WiseTech is looking to add $50 million to the $250 million it is seeking from investors in a placement announced to the market on Tuesday.
The company put its shares into a halt yesterday morning as it announced plans for the raising which CEO, Richard White will give the logistics software company greater scope to add to the 12 companies it has already bought since last July.
A $250 million raising was originally sought but brokers yesterday afternoon suggested that Goldman Sachs and Morgan Stanley said that the company was thinking of adding $50 million to the raising because of strong demand.
WiseTech shares closed at $23.18 on Monday and the placement price is expected to be revealed first thing on Wednesday. A placement without an obvious reason (such as to finance a takeover or merger or asset buy already announced) is rare these days.
The fact that it has been easily got away by the managers tells us the tech boom is alive and well in Australia at the moment.
The issue will be made at a price between $20.30 and $21.50 depending on the strength of institutional demand. The range represents a discount of between 12.4% and 7.2% on Monday’s closing price.
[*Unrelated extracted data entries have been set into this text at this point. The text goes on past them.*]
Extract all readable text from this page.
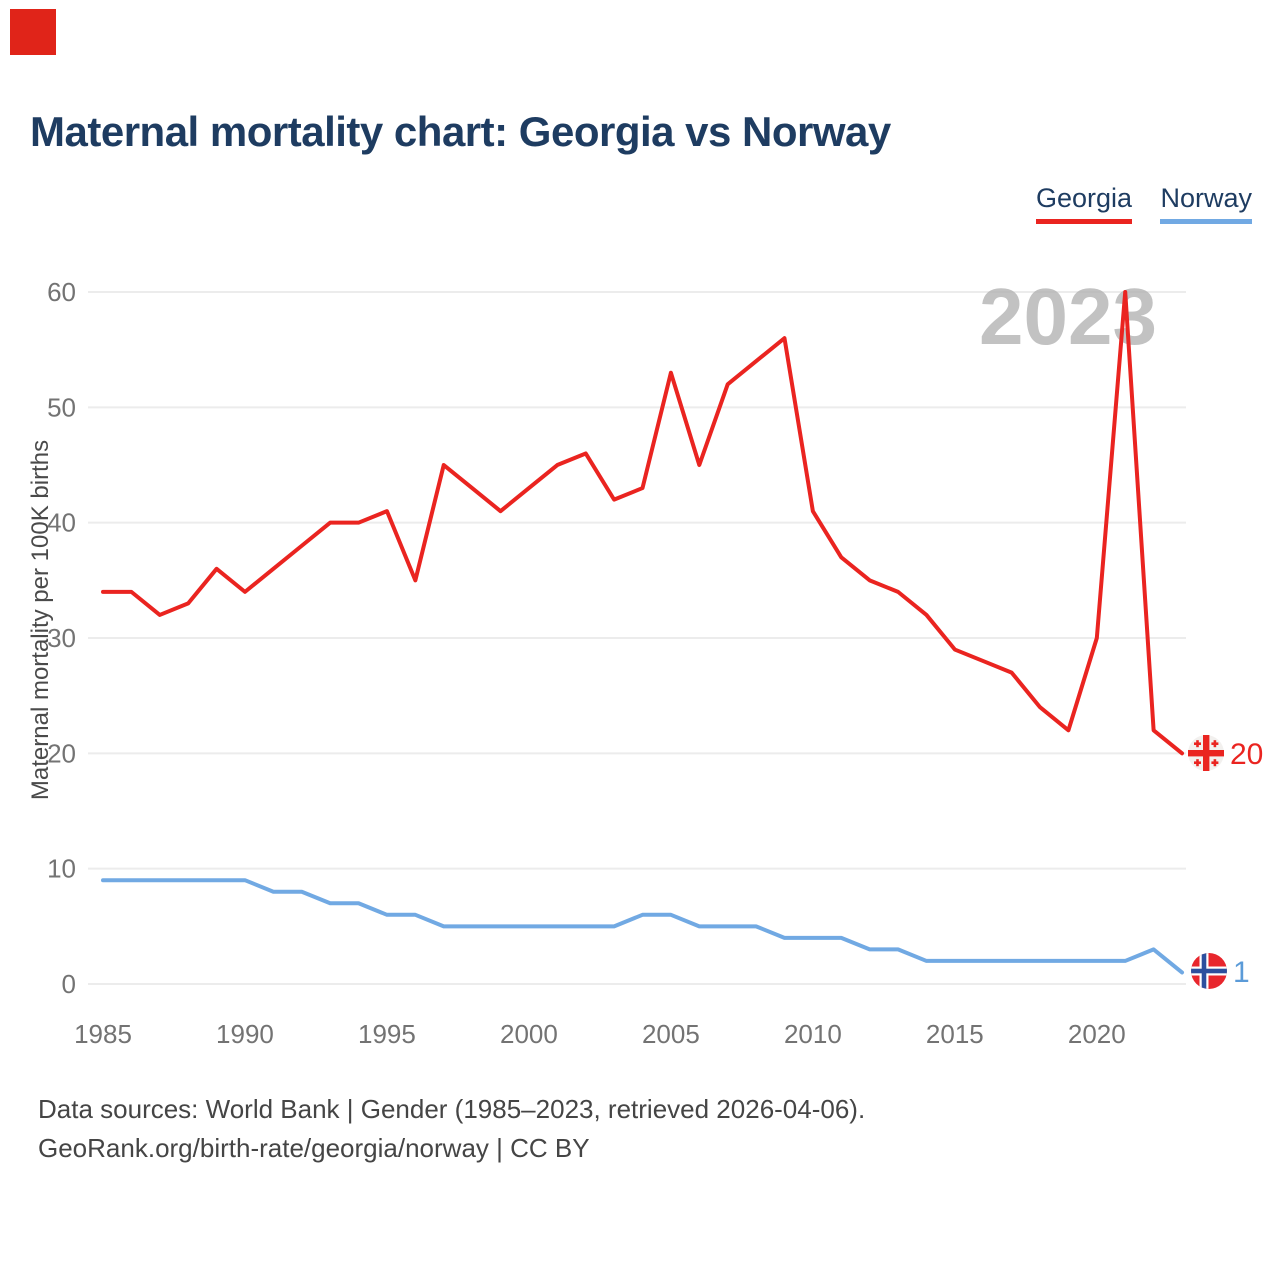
Maternal mortality chart: Georgia vs Norway
Georgia Norway
2023
0
10
20
30
40
50
60
1985	1990	1995	2000	2005	2010	2015	2020
Maternal mortality per 100K births	20
1
Data sources: World Bank | Gender (1985–2023, retrieved 2026-04-06).
GeoRank.org/birth-rate/georgia/norway | CC BY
The placement will be followed by a $30 million share purchase plan (SPPP) for small shareholders. “The issue price under the SPP will be the lower of the Placement Price or a 2% discount to the 5-day average price to the Closing Date of the SPP, which is currently scheduled for Thursday, 11 April 2019. Eligible shareholders may apply for up to $15,000 of new ordinary shares under the SPP,” the company said yesterday.
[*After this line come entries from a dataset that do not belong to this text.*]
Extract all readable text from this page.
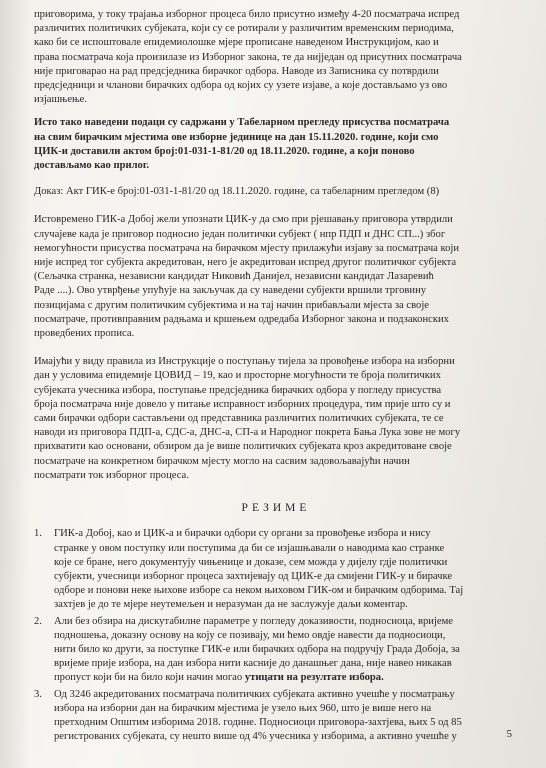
приговорима, у току трајања изборног процеса било присутно између 4-20 посматрача испред
различитих политичких субјеката, који су се ротирали у различитим временским периодима,
како би се испоштовале епидемиолошке мјере прописане наведеном Инструкцијом, као и
права посматрача која произилазе из Изборног закона, те да нијједан од присутних посматрача
није приговарао на рад предсједника бирачког одбора. Наводе из Записника су потврдили
предсједници и чланови бирачких одбора од којих су узете изјаве, а које достављамо уз ово
изјашњење.
Исто тако наведени подаци су садржани у Табеларном прегледу присуства посматрача
на свим бирачким мјестима ове изборне јединице на дан 15.11.2020. године, који смо
ЦИК-и доставили актом број:01-031-1-81/20 од 18.11.2020. године, а који поново
достављамо као прилог.
Доказ: Акт ГИК-е број:01-031-1-81/20 од 18.11.2020. године, са табеларним прегледом (8)
Истовремено ГИК-а Добој жели упознати ЦИК-у да смо при рјешавању приговора утврдили
случајеве када је приговор подносио један политички субјект ( нпр ПДП и ДНС СП...) због
немогућности присуства посматрача на бирачком мјесту прилажући изјаву за посматрача који
није испред тог субјекта акредитован, него је акредитован испред другог политичког субјекта
(Сељачка странка, независни кандидат Никовић Данијел, независни кандидат Лазаревић
Раде ....). Ово утврђење упућује на закључак да су наведени субјекти вршили трговину
позицијама с другим политичким субјектима и на тај начин прибављали мјеста за своје
посматраче, противправним радњама и кршењем одредаба Изборног закона и подзаконских
проведбених прописа.
Имајући у виду правила из Инструкције о поступању тијела за провођење избора на изборни
дан у условима епидемије ЦОВИД – 19, као и просторне могућности те броја политичких
субјеката учесника избора, поступање предсједника бирачких одбора у погледу присуства
броја посматрача није довело у питање исправност изборних процедура, тим прије што су и
сами бирачки одбори састављени од представника различитих политичких субјеката, те се
наводи из приговора ПДП-а, СДС-а, ДНС-а, СП-а и Народног покрета Бања Лука зове не могу
прихватити као основани, обзиром да је више политичких субјеката кроз акредитоване своје
посматраче на конкретном бирачком мјесту могло на сасвим задовољавајући начин
посматрати ток изборног процеса.
РЕЗИМЕ
1. ГИК-а Добој, као и ЦИК-а и бирачки одбори су органи за провођење избора и нису
странке у овом поступку или поступима да би се изјашњавали о наводима као странке
које се бране, него документују чињенице и доказе, сем можда у дијелу гдје политички
субјекти, учесници изборног процеса захтијевају од ЦИК-е да смијени ГИК-у и бирачке
одборе и понови неке њихове изборе са неком њиховом ГИК-ом и бирачким одборима. Тај
захтјев је до те мјере неутемељен и неразуман да не заслужује даљи коментар.
2. Али без обзира на дискутабилне параметре у погледу доказивости, подносиоца, вријеме
подношења, доказну основу на коју се позивају, ми ћемо овдје навести да подносиоци,
нити било ко други, за поступке ГИК-е или бирачких одбора на подручју Града Добоја, за
вријеме прије избора, на дан избора нити касније до данашњег дана, није навео никакав
пропуст који би на било који начин могао утицати на резултате избора.
3. Од 3246 акредитованих посматрача политичких субјеката активно учешће у посматрању
избора на изборни дан на бирачким мјестима је узело њих 960, што је више него на
претходним Општим изборима 2018. године. Подносиоци приговора-захтјева, њих 5 од 85
регистрованих субјеката, су нешто више од 4% учесника у изборима, а активно учешће у	5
Mr. White said in yesterday’s statement, “Growth is our primary driver and, across the global logistics industry, the opportunity now available to WiseTech is vast. The proceeds of the Offer will be used in the continued disciplined execution of our growth strategy.”
“Through the Offer announced today, we add further strength to our balance sheet and increase the capacity at which we can accelerate our long-term organic growth, through relentless innovation and the acquisition of strategically valuable assets in important new geographies and key adjacencies.”